Postpartum and Misogyny

Photo by Jenna Norman on Unsplash


“What do you expect? You just had a baby.”

That statement has been uttered to countless women in many situations and circumstances:

  • at the doctor’s office
  • at her fitness facility
  • by her colleagues and friends
  • by her spouse

She might have said something about how her body is not healing the way she thought it would. Or, she might be exhausted, dealing with a mood disorder, overwhelmed, or dealing with serious mental health issues.

She is brave enough to say something, just to get shut down.

“You just had a baby. This is par for the course.”


“Be grateful for your baby’s health”


“Eh. You’ll be fine. Women have given birth since the beginning of time. You got this.”

The underlying tone, though, is pure misogyny.

The roots of misogyny run deep, so don’t think you’re immune. You might have said something similar, not even realizing that you are coming from a place of distaste for the feminine. We carry stories and statements for generations, and it’s only rerouted when we decide to change.

What just happened to that woman that went outside her comfort zone to tell you something went wrong? Only to be dismissed or worse? Well…. she’s probably not going to speak up again.

And if she is really struggling, the damage could be really painful.

Symptoms of an emergency physical issue postpartum include:

  • chest pain
  • difficulty breathing
  • excessive vaginal bleeding (soaking the maxi in less than an hour)
  • high fever
  • redness and swelling around an incision
  • pain in urination
  • low back pain

(source: March of Dimes)

If you are struggling with these symptoms, have a loved one take you to a medical provider immediately. Don’t wait.

Symptoms of postpartum mental health problems include:

  • Depressed mood or severe mood swings
  • Excessive crying
  • Difficulty bonding with your baby
  • Withdrawing from family and friends
  • Loss of appetite or eating much more than usual
  • Inability to sleep (insomnia) or sleeping too much
  • Overwhelming fatigue or loss of energy
  • Reduced interest and pleasure in activities you used to enjoy
  • Intense irritability and anger
  • Fear that you’re not a good mother
  • Hopelessness
  • Feelings of worthlessness, shame, guilt or inadequacy
  • Diminished ability to think clearly, concentrate or make decisions
  • Restlessness
  • Severe anxiety and panic attacks
  • Thoughts of harming yourself or your baby

Source: Mayo Clinic

What about other things?
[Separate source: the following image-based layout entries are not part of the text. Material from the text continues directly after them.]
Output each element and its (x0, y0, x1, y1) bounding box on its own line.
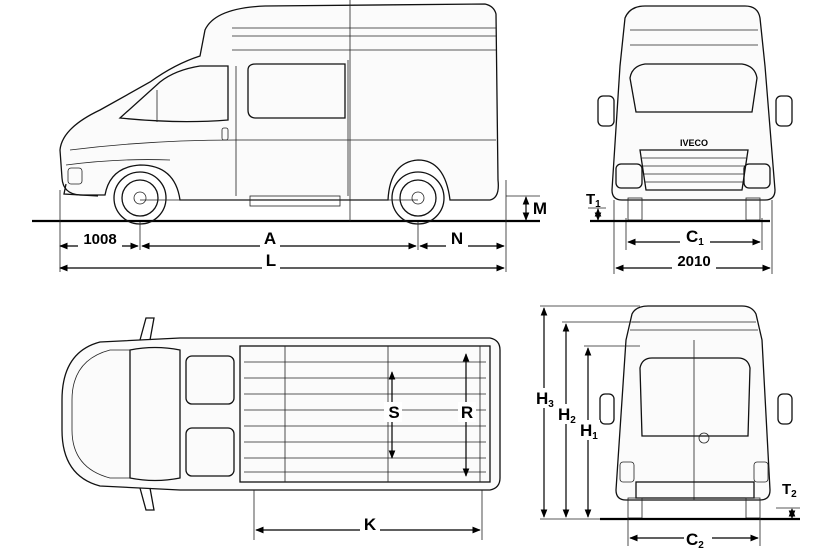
rear-overhang-label: N (451, 229, 463, 248)
top-view (61, 317, 501, 540)
front-dimensions: C1 2010 T1 (586, 191, 771, 272)
front-view: IVECO (597, 5, 793, 274)
front-height-offset-label: T1 (586, 191, 601, 210)
overall-width-label: 2010 (677, 253, 710, 270)
load-width-rear-label: R (461, 403, 473, 422)
side-view (32, 0, 540, 272)
badge-text: IVECO (680, 138, 708, 148)
overall-height-label: H3 (536, 389, 554, 410)
front-wheel (113, 171, 167, 225)
rear-wheel (391, 171, 445, 225)
rear-height-offset-label: T2 (782, 481, 797, 500)
left-mirror (597, 95, 615, 127)
top-mirror-right (139, 487, 155, 511)
right-mirror (775, 95, 793, 127)
top-mirror-left (139, 317, 155, 341)
rear-view (540, 305, 800, 546)
load-width-label: S (388, 403, 399, 422)
front-overhang-label: 1008 (83, 231, 116, 248)
roof-height-label: H2 (558, 405, 576, 426)
side-dimensions: 1008 A N L M (59, 195, 547, 272)
rear-dimensions: H3 H2 H1 T2 C2 (534, 307, 797, 551)
front-track-label: C1 (686, 227, 704, 248)
rear-track-label: C2 (686, 530, 704, 551)
body-height-label: H1 (580, 421, 598, 442)
overall-length-label: L (266, 251, 276, 270)
ground-clearance-label: M (533, 199, 547, 218)
wheelbase-label: A (264, 229, 276, 248)
top-dimensions: S R K (255, 353, 481, 534)
load-length-label: K (364, 515, 377, 534)
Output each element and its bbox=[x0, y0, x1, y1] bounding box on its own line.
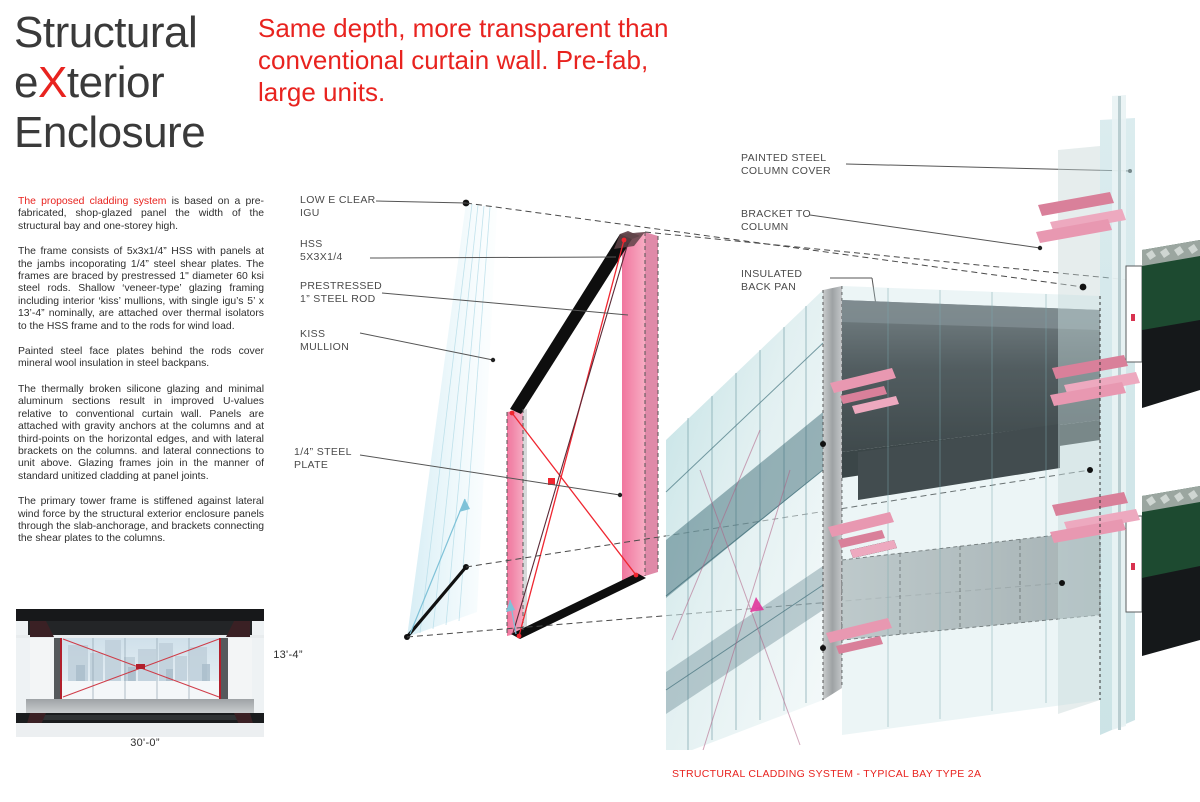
bracket-to-column-pink bbox=[826, 192, 1140, 654]
dimension-width-label: 30'-0” bbox=[130, 737, 160, 749]
callout-prestressed-steel-rod: PRESTRESSED 1” STEEL ROD bbox=[300, 280, 383, 305]
callout-insulated-back-pan: INSULATED BACK PAN bbox=[741, 268, 803, 293]
title-highlight-x: X bbox=[37, 58, 67, 107]
paragraph-1-rest: is based on a pre-fabricated, shop-glaze… bbox=[18, 196, 264, 232]
callout-bracket-to-column: BRACKET TO COLUMN bbox=[741, 208, 812, 233]
bay-elevation-svg bbox=[16, 609, 264, 737]
paragraph-5: The primary tower frame is stiffened aga… bbox=[18, 496, 264, 545]
callout-low-e-clear-igu: LOW E CLEAR IGU bbox=[300, 194, 376, 219]
bay-elevation-thumbnail bbox=[16, 609, 264, 737]
paragraph-1-highlight: The proposed cladding system bbox=[18, 196, 167, 207]
callout-kiss-mullion: KISS MULLION bbox=[300, 328, 350, 353]
building-render bbox=[665, 95, 1200, 750]
leader-dots bbox=[490, 169, 1132, 498]
page-title: Structural eXterior Enclosure bbox=[14, 8, 264, 158]
subtitle: Same depth, more transparent than conven… bbox=[258, 13, 669, 107]
dimension-height-label: 13'-4” bbox=[273, 649, 303, 661]
body-copy: The proposed cladding system is based on… bbox=[18, 196, 264, 559]
paragraph-3: Painted steel face plates behind the rod… bbox=[18, 346, 264, 370]
paragraph-4: The thermally broken silicone glazing an… bbox=[18, 383, 264, 482]
title-line-2-post: terior bbox=[66, 58, 165, 107]
callout-steel-plate: 1/4” STEEL PLATE bbox=[294, 446, 352, 471]
title-line-2-pre: e bbox=[14, 58, 38, 107]
exploded-steel-frame bbox=[506, 231, 659, 639]
bottom-caption: STRUCTURAL CLADDING SYSTEM - TYPICAL BAY… bbox=[672, 768, 982, 780]
title-line-3: Enclosure bbox=[14, 108, 206, 157]
callout-painted-steel-column-cover: PAINTED STEEL COLUMN COVER bbox=[741, 152, 831, 177]
title-line-2: eXterior bbox=[14, 58, 264, 108]
paragraph-1: The proposed cladding system is based on… bbox=[18, 196, 264, 233]
exploded-glass-plane bbox=[404, 199, 497, 640]
paragraph-2: The frame consists of 5x3x1/4” HSS with … bbox=[18, 246, 264, 332]
title-line-1: Structural bbox=[14, 8, 198, 57]
callout-hss: HSS 5X3X1/4 bbox=[300, 238, 343, 263]
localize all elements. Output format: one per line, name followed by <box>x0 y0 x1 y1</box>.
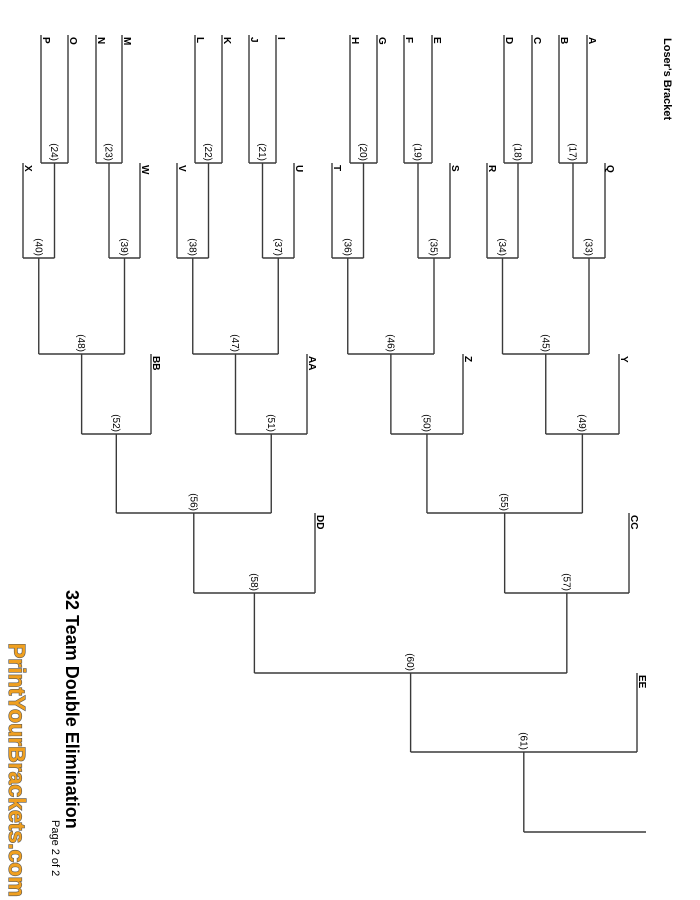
game-number-label: (51) <box>265 414 276 432</box>
game-number-label: (58) <box>248 573 259 591</box>
team-slot-label: G <box>376 37 387 45</box>
team-slot-label: Q <box>604 165 615 173</box>
team-slot-label: R <box>486 165 497 173</box>
game-number-label: (35) <box>428 238 439 256</box>
team-slot-label: U <box>293 165 304 172</box>
game-number-label: (45) <box>539 334 550 352</box>
team-slot-label: W <box>139 165 150 175</box>
game-number-label: (22) <box>202 143 213 161</box>
team-slot-label: E <box>431 37 442 44</box>
team-slot-label: CC <box>628 515 639 529</box>
team-slot-label: Z <box>462 356 473 362</box>
team-slot-label: D <box>503 37 514 44</box>
team-slot-label: F <box>403 37 414 43</box>
game-number-label: (55) <box>498 493 509 511</box>
team-slot-label: A <box>586 37 597 44</box>
team-slot-label: AA <box>306 356 317 370</box>
team-slot-label: C <box>531 37 542 44</box>
game-number-label: (57) <box>560 573 571 591</box>
game-number-label: (19) <box>412 143 423 161</box>
game-number-label: (20) <box>357 143 368 161</box>
game-number-label: (52) <box>110 414 121 432</box>
team-slot-label: X <box>22 165 33 172</box>
team-slot-label: Y <box>618 356 629 363</box>
game-number-label: (37) <box>272 238 283 256</box>
game-number-label: (33) <box>583 238 594 256</box>
team-slot-label: BB <box>150 356 161 370</box>
page-number: Page 2 of 2 <box>49 820 61 876</box>
team-slot-label: J <box>248 37 259 43</box>
bracket-lines <box>22 35 646 833</box>
game-number-label: (40) <box>32 238 43 256</box>
team-slot-label: M <box>121 37 132 45</box>
game-number-label: (21) <box>256 143 267 161</box>
game-number-label: (39) <box>118 238 129 256</box>
game-number-label: (17) <box>567 143 578 161</box>
game-number-label: (48) <box>75 334 86 352</box>
bracket-labels: A B (17) C D (18) E F (19) G H (20) I J (21) K L (22) M N (2… <box>22 37 647 750</box>
team-slot-label: V <box>176 165 187 172</box>
team-slot-label: EE <box>636 675 647 689</box>
game-number-label: (50) <box>420 414 431 432</box>
team-slot-label: K <box>221 37 232 45</box>
game-number-label: (60) <box>404 653 415 671</box>
team-slot-label: B <box>558 37 569 44</box>
game-number-label: (24) <box>48 143 59 161</box>
game-number-label: (49) <box>576 414 587 432</box>
team-slot-label: DD <box>314 515 325 529</box>
game-number-label: (46) <box>384 334 395 352</box>
team-slot-label: H <box>349 37 360 44</box>
team-slot-label: T <box>331 165 342 171</box>
brand-logo: PrintYourBrackets.com <box>4 643 30 897</box>
team-slot-label: P <box>40 37 51 44</box>
team-slot-label: L <box>194 37 205 43</box>
game-number-label: (47) <box>229 334 240 352</box>
game-number-label: (61) <box>517 732 528 750</box>
game-number-label: (34) <box>496 238 507 256</box>
game-number-label: (18) <box>512 143 523 161</box>
losers-bracket-heading: Loser's Bracket <box>661 38 673 120</box>
team-slot-label: S <box>449 165 460 172</box>
page-title: 32 Team Double Elimination <box>62 590 82 829</box>
team-slot-label: O <box>67 37 78 45</box>
team-slot-label: N <box>95 37 106 44</box>
game-number-label: (38) <box>186 238 197 256</box>
game-number-label: (56) <box>187 493 198 511</box>
game-number-label: (23) <box>103 143 114 161</box>
team-slot-label: I <box>275 37 286 40</box>
game-number-label: (36) <box>341 238 352 256</box>
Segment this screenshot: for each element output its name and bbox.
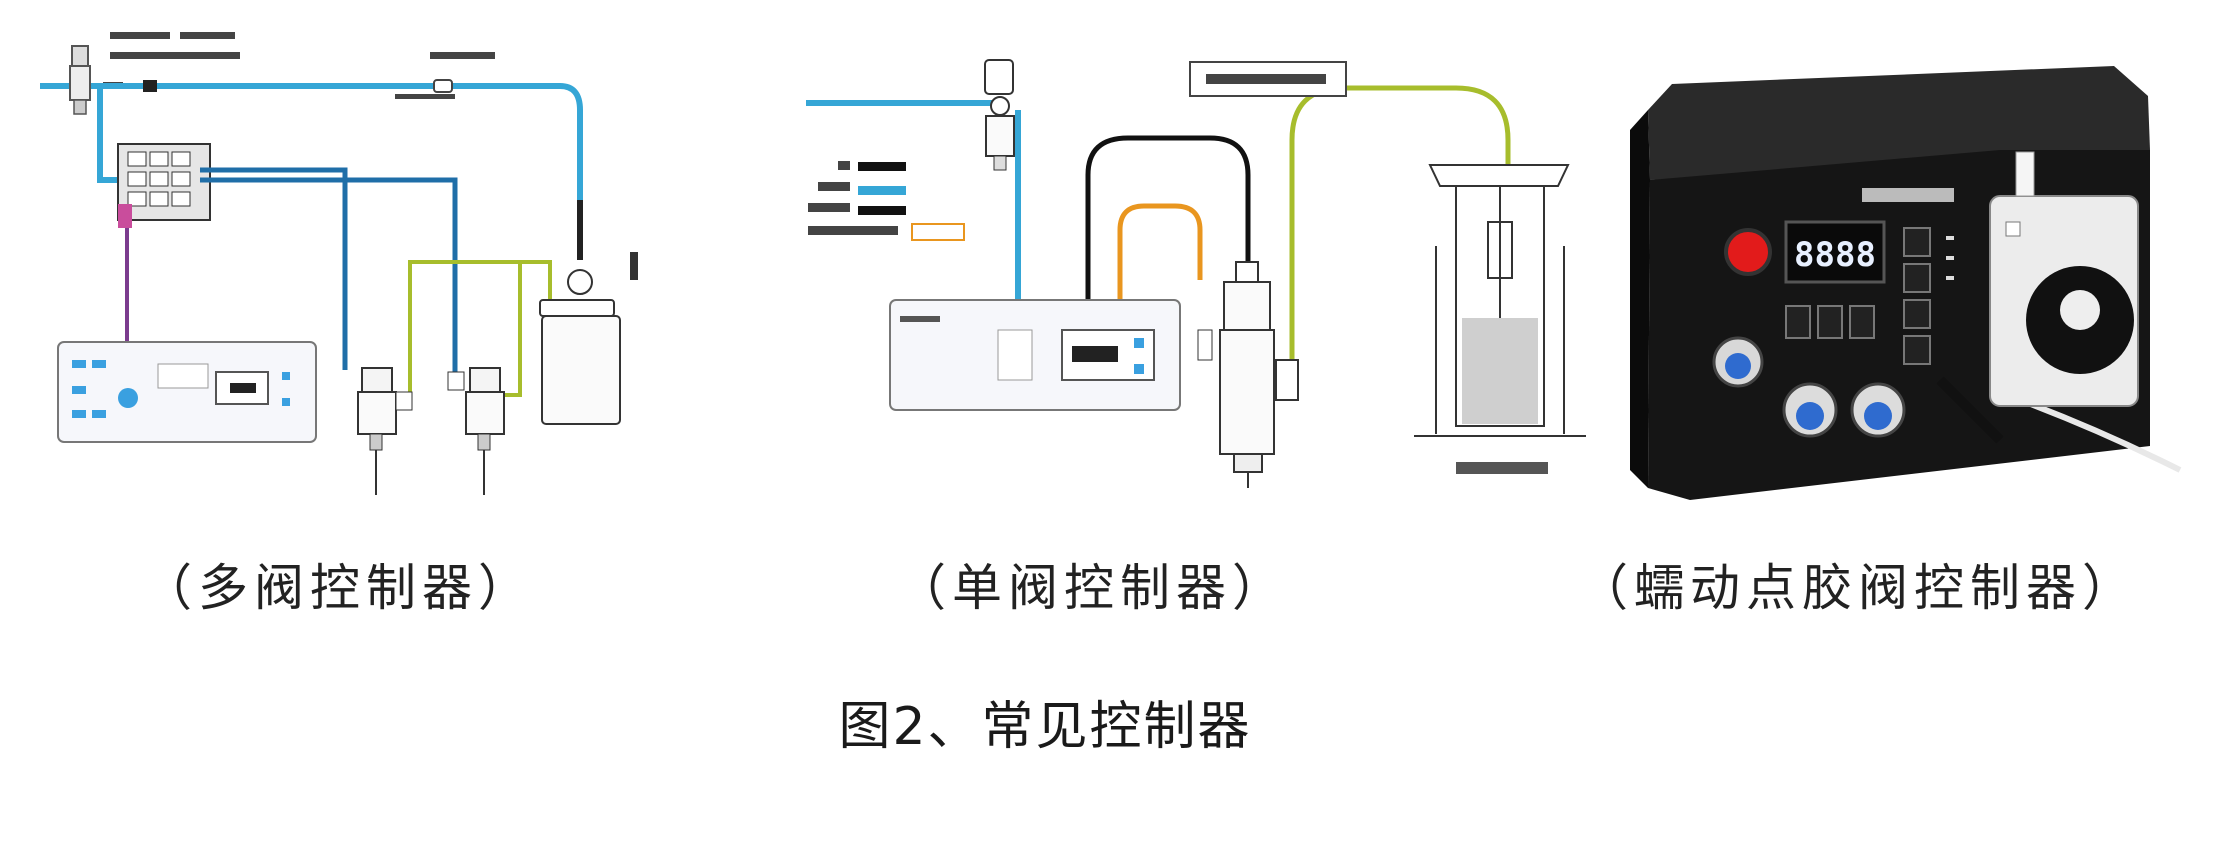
single-dispensing-valve <box>1197 261 1299 488</box>
inline-connector <box>433 79 453 93</box>
tube <box>2018 397 2182 473</box>
input-label-text-illegible <box>1206 74 1326 84</box>
dispensing-valve-1 <box>357 367 413 495</box>
single-valve-panel <box>806 59 1586 488</box>
air-filter <box>69 45 91 115</box>
syringe-barrel <box>1414 164 1586 437</box>
device-side <box>1630 110 1650 488</box>
knob-right <box>1850 382 1906 438</box>
display-value: 8888 <box>1794 235 1876 275</box>
multi-valve-controller <box>57 341 317 443</box>
brand-text-illegible <box>1862 188 1954 202</box>
dispensing-valve-2 <box>447 367 505 495</box>
solenoid-manifold <box>117 143 211 228</box>
glue-line-2 <box>500 260 550 397</box>
figure-title: 图2、常见控制器 <box>838 697 1252 757</box>
caption-multi-valve: （多阀控制器） <box>142 559 534 617</box>
caption-single-valve: （单阀控制器） <box>896 559 1288 617</box>
knob-left <box>1712 336 1764 388</box>
signal-line-1 <box>200 167 348 370</box>
caption-peristaltic: （蠕动点胶阀控制器） <box>1578 559 2138 617</box>
knob-middle <box>1782 382 1838 438</box>
multi-valve-panel <box>40 32 638 495</box>
signal-line-2 <box>200 177 458 375</box>
glue-line-1 <box>408 260 552 395</box>
single-valve-controller <box>889 299 1181 411</box>
digital-display <box>1784 220 1886 284</box>
peristaltic-panel: 8888 <box>1630 66 2182 500</box>
pump-head <box>1989 151 2139 407</box>
glue-tank <box>539 252 638 425</box>
pressure-gauge <box>567 269 593 295</box>
syringe-label-illegible <box>1456 462 1548 474</box>
inline-connector-2 <box>143 80 157 92</box>
trigger-line <box>1117 203 1203 300</box>
cable <box>1936 376 2004 444</box>
power-button <box>1724 228 1772 276</box>
black-cable <box>1085 135 1251 300</box>
status-leds <box>1946 236 1954 280</box>
mode-buttons <box>1785 227 1931 365</box>
glue-line <box>1289 85 1511 370</box>
filter-regulator <box>984 59 1015 171</box>
line-legend <box>808 161 965 241</box>
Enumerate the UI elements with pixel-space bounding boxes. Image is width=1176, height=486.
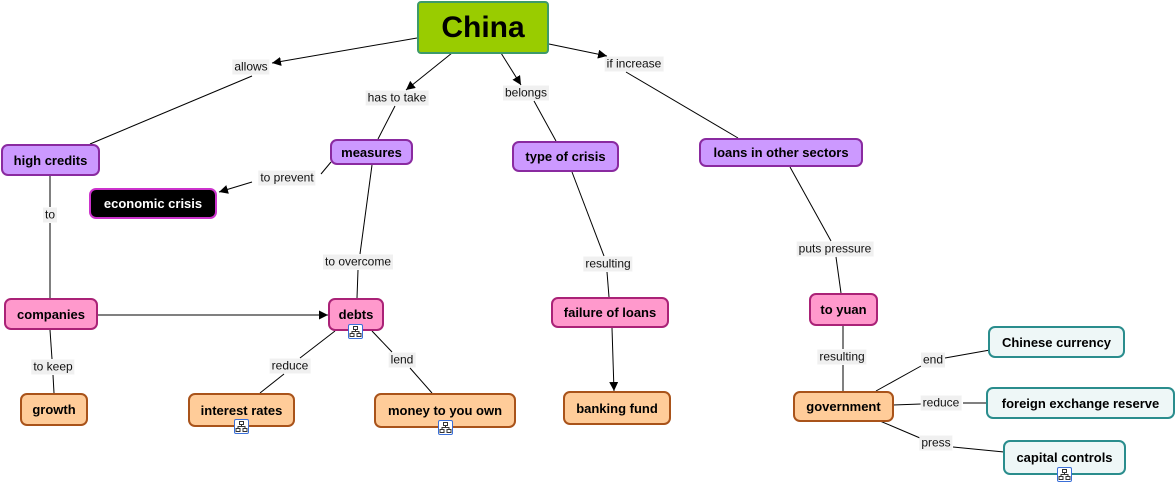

What about:

  • painful, distended abdomen
  • heavy pelvic floor
  • issues in digestion
  • trouble relieving bowels

These could be diastasis recti and pelvic floor issues. And though they don’t necessarily indicate an emergency (unless accompanied by severe pain, bleeding, fever, urinary tract issues, etc), they are indicative of a physical health issue that should be addressed by a physical therapist.

In the months following childbirth, we quite often also see a shift in hormones. Symptoms include:

Source: Cleveland Clinic

Hormonal imbalance issues can lead to depression, anxiety, sleep and rest issues, and many other problems that affect a woman’s life. They should be addressed by a physician or hormonal therapist.

All in all, my point is to listen to postpartum women.

They know their bodies and know if something is wrong. It also takes courage to say something. Being dismissive about it can just cause her to be quiet, suffer in silence, and then can cause more problems in the short and long term.

It takes all of us to care for the mothers of the world. To give them the space to heal. To honor them and help them with their own recovery.

I would encourage you, if you ever hear yourself or someone say something like “You’re fine; you just had a baby!” to stop right there, take a beat, backtrack, and be an advocate for that woman.

There is a lot of shame around asking for help, and that needs to change.

There is a lot of shoving aside of women during postpartum, and the result is a health and wellness crisis that won’t go away until we change the narrative. Her situation is unique, and her voice is important.